I giudici della Corte europea dei diritti dell’uomo con le loro sentenze stanno cercando di  ripristinare in Italia i principi dello stato di diritto. Essi escludono la retroattività e le prevedibilità della legge penale. L’art. 7 della Convenzione europea stabilisce che non può esserci una pena se questa non viene prevista da una norma in vigore nel momento in cui sarebbero stati commessi i fatti contestati come punibili, cioè illeciti.



Il reato di concorso esterno in associazione mafiosa non è esemplare per chiarezza e rigore. Direi anzi che è una norma da guerra civile, da stato di emergenza. Andrebbe, quindi, riformulato munendolo della chiarezza e del rispetto dei diritti che non sempre sembra osservare. Esso fu l’esito di un’evoluzione della giurisprudenza alla fine degli anni Ottanta che si consolidò solo nel 1994. Ebbene, la data in cui le accuse contro Bruno Contrada vennero formulate ed egli venne arrestato è il 24 dicembre 1992.



In quel periodo il concorso esterno in associazione mafiosa non era disciplinato dal codice penale. Questo prevedeva l’articolo 416 bis e l’articolo 110, fondendo i quali Giovanni Falcone ritenne di potere perseguire i membri esterni a Cosa nostra che contribuivano a rendere possibili i loro scopi illegali.

Dunque, sulla base di una norma formalmente inesistente, per 22 anni e 4 mesi viene semplicemente massacrata la vita personale, familiare, professionale del superpoliziotto della squadra mobile di Palermo e numero tre del servizio segreto civile (Sisde).

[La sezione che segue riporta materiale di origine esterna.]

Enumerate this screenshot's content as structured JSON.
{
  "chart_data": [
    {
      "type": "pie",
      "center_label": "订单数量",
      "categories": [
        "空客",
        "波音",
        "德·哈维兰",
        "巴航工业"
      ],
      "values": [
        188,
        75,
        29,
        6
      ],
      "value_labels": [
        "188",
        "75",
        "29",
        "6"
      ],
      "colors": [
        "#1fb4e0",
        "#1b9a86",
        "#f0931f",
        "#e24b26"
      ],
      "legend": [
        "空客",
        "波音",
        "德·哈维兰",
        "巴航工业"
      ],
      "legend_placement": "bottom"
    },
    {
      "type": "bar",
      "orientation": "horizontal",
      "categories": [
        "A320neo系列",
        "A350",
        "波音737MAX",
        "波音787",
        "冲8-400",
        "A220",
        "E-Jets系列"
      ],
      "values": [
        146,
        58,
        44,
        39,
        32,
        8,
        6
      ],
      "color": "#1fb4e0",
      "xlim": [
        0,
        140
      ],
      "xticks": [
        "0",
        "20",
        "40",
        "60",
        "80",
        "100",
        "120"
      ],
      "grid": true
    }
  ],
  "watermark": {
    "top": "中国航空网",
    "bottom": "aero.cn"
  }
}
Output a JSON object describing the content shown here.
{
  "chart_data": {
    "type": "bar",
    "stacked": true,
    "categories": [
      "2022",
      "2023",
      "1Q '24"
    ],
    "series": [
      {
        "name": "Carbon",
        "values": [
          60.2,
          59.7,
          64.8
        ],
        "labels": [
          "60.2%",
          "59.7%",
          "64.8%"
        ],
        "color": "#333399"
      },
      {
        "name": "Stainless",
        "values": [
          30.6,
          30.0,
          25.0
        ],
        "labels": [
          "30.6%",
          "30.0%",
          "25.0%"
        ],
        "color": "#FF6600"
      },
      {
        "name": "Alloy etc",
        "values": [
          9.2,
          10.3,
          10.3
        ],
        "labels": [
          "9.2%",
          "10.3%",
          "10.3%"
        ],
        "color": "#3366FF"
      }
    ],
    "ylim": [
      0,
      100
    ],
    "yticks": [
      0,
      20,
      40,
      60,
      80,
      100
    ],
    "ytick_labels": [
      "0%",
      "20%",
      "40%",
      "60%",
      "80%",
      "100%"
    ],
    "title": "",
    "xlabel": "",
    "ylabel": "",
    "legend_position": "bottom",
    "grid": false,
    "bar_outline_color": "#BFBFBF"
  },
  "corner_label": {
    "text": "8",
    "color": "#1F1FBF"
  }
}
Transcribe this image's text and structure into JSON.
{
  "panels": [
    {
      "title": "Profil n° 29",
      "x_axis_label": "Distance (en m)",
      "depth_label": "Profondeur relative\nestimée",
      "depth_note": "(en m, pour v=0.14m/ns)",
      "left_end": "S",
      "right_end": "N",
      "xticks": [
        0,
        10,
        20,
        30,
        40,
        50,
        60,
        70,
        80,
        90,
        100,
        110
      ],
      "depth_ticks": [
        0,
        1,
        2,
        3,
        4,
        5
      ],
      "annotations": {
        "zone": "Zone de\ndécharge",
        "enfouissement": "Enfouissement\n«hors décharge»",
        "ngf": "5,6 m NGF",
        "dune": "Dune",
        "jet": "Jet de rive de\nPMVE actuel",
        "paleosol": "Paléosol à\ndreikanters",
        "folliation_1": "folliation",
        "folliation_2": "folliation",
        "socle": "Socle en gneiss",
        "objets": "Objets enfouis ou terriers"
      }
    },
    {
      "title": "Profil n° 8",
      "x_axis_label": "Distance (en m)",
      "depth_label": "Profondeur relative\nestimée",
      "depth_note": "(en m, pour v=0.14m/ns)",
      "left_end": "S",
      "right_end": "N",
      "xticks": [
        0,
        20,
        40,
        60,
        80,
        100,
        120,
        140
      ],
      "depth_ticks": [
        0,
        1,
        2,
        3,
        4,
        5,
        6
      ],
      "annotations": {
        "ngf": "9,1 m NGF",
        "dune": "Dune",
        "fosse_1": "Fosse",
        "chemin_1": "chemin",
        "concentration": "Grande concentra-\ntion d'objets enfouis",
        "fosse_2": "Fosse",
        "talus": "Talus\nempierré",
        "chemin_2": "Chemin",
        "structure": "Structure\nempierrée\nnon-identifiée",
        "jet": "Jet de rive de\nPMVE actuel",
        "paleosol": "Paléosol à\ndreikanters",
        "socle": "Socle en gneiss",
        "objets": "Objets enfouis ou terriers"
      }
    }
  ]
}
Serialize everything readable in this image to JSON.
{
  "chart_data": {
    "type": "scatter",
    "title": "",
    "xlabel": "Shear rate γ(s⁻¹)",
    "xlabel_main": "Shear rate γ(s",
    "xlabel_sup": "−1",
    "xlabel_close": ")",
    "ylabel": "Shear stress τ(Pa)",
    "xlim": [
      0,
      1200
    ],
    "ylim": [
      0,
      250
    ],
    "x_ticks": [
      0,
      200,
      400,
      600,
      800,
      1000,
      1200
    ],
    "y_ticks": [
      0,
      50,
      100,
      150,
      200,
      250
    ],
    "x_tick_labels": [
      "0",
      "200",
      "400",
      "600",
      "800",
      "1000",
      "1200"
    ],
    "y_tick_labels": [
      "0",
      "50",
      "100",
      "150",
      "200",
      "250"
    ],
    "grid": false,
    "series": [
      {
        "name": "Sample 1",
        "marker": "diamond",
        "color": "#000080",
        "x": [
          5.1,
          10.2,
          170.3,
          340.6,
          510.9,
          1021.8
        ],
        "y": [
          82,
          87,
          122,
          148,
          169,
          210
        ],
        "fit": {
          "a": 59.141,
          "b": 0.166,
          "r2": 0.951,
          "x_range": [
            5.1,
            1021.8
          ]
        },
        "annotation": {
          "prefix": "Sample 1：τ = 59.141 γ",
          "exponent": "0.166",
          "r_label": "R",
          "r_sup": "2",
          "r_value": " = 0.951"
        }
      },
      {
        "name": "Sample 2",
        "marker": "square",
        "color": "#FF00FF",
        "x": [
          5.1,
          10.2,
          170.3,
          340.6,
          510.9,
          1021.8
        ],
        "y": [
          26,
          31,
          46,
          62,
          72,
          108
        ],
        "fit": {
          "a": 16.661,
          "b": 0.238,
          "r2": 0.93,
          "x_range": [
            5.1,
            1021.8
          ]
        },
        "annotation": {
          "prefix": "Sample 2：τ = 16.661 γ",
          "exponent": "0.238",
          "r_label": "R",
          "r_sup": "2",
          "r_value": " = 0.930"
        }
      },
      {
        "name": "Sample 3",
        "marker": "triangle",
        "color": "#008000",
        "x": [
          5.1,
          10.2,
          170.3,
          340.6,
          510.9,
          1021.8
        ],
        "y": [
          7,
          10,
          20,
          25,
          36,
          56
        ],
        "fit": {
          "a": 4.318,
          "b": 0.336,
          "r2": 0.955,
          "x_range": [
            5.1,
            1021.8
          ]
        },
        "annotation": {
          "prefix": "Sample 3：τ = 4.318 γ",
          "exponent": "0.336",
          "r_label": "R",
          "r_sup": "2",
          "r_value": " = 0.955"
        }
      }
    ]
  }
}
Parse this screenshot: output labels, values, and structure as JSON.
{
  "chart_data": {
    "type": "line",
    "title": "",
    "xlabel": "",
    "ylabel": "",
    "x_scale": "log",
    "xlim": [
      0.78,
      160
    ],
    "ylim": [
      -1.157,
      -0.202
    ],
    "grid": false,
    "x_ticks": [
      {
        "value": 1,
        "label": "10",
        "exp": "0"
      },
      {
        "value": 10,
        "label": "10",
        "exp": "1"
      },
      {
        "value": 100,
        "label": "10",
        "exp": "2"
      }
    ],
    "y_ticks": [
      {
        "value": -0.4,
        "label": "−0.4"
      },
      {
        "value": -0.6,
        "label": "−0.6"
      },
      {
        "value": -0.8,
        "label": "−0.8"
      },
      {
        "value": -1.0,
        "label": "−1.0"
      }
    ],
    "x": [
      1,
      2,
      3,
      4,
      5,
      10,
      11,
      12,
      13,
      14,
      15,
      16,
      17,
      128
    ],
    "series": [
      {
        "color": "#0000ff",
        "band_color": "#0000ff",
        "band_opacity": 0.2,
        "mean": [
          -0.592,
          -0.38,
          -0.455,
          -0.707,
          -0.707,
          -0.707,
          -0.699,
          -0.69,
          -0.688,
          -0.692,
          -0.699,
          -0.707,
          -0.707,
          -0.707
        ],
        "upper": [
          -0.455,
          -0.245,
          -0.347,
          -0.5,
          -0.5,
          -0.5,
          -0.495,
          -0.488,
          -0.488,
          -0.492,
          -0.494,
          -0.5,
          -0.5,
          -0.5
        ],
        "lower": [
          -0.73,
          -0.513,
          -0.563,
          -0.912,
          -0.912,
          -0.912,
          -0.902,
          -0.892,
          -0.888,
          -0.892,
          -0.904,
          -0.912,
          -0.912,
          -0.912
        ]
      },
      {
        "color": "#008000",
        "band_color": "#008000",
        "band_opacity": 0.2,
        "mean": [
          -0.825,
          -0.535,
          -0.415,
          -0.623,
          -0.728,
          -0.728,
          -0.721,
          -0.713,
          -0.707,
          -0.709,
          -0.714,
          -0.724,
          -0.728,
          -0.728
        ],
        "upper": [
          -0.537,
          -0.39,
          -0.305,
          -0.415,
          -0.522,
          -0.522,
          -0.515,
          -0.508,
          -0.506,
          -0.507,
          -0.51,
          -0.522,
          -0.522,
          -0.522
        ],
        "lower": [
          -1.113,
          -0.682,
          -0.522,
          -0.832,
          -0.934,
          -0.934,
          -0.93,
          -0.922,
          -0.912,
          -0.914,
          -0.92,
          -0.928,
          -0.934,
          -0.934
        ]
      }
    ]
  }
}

All’uomo delle indagini sul caso De Mauro, allo stretto collaboratore di Boris Giuliano, al membro dell’Alto commissariato alla mafia e della Criminalpol viene imputato un reato infamante, quello di avere aiutato (favorito) Cosa nostra. I suoi accusatori sono stati dei personaggi noti per il loro pentimento (e i cospicui vantaggi ad esso connesso), vale a dire Tommaso Buscetta, Rosario Spatola e Giuseppe Marchese. Erano tutti suoi avversari e nemici che cominciarono a colpirlo quando dall’Alto commissariato passarono alla Dia, con Gianni De Gennaro.



L’applicazione retroattiva di una norma significa che chiunque, a discrezione di magistrati degni (o meno) di questo nome, può essere punito per un fatto che nel momento in cui viene compiuto non costituisce reato.

Questa prassi è giunta ormai alla metastasi. Dal terreno penale è tracimata in quello amministrativo, in campo civile e istituzionale. Sta, dunque, demolendo ciò che resta dello Stato liberale. 

La Corte europea ha invitato il governo di Roma  a porre un argine a questa deriva reazionaria del nostro assetto istituzionale. Si comincia sempre in questo modo, violando il principio della certezza del diritto.

I cittadini vogliono sapere se è vero, se è provato, che Contrada fosse colluso con Riina (cioè ne proteggesse la latitanza), passasse informazioni al boss Rosario Riccobono e se fosse d’accordo, informandolo, con Stefano Bontate. Si deve condannare o assolvere sulla base del loro fondamento.

Sarebbe, questo appena accennato, un garantismo parziale, a senso unico, se non dicessimo che anche l’ex fondatore e parlamentare di Forza Italia, Marcello Dell’Utri (piaccia o non piaccia politicamente) è stato condannato per lo stesso reato, cioè per avere commesso azioni non configurabili penalmente come complicità con la mafia alla data in cui vennero contestate.

Dalla documentazione allegata alle sentenze della Cassazione emerge che Dell’Utri ha avuto continui rapporti con capi dell’onorata società. Ma nessun giudice ha potuto dimostrare, se ricordo bene, la tipicità degli illeciti compiuti, cioè la partecipazione alle attività delittuose di quelli che molto spesso erano suoi compagni di scuola e con i quali ha mantenuto — sicuramente troppo a lungo — rapporti di amicizia.

E’ un segno di barbarie lasciar marcire in carcere (si chiami Contrada o Dell’Utri) chi è imputato di essersi macchiato di reati prima che questi fossero stati sanciti come tali da un voto parlamentare.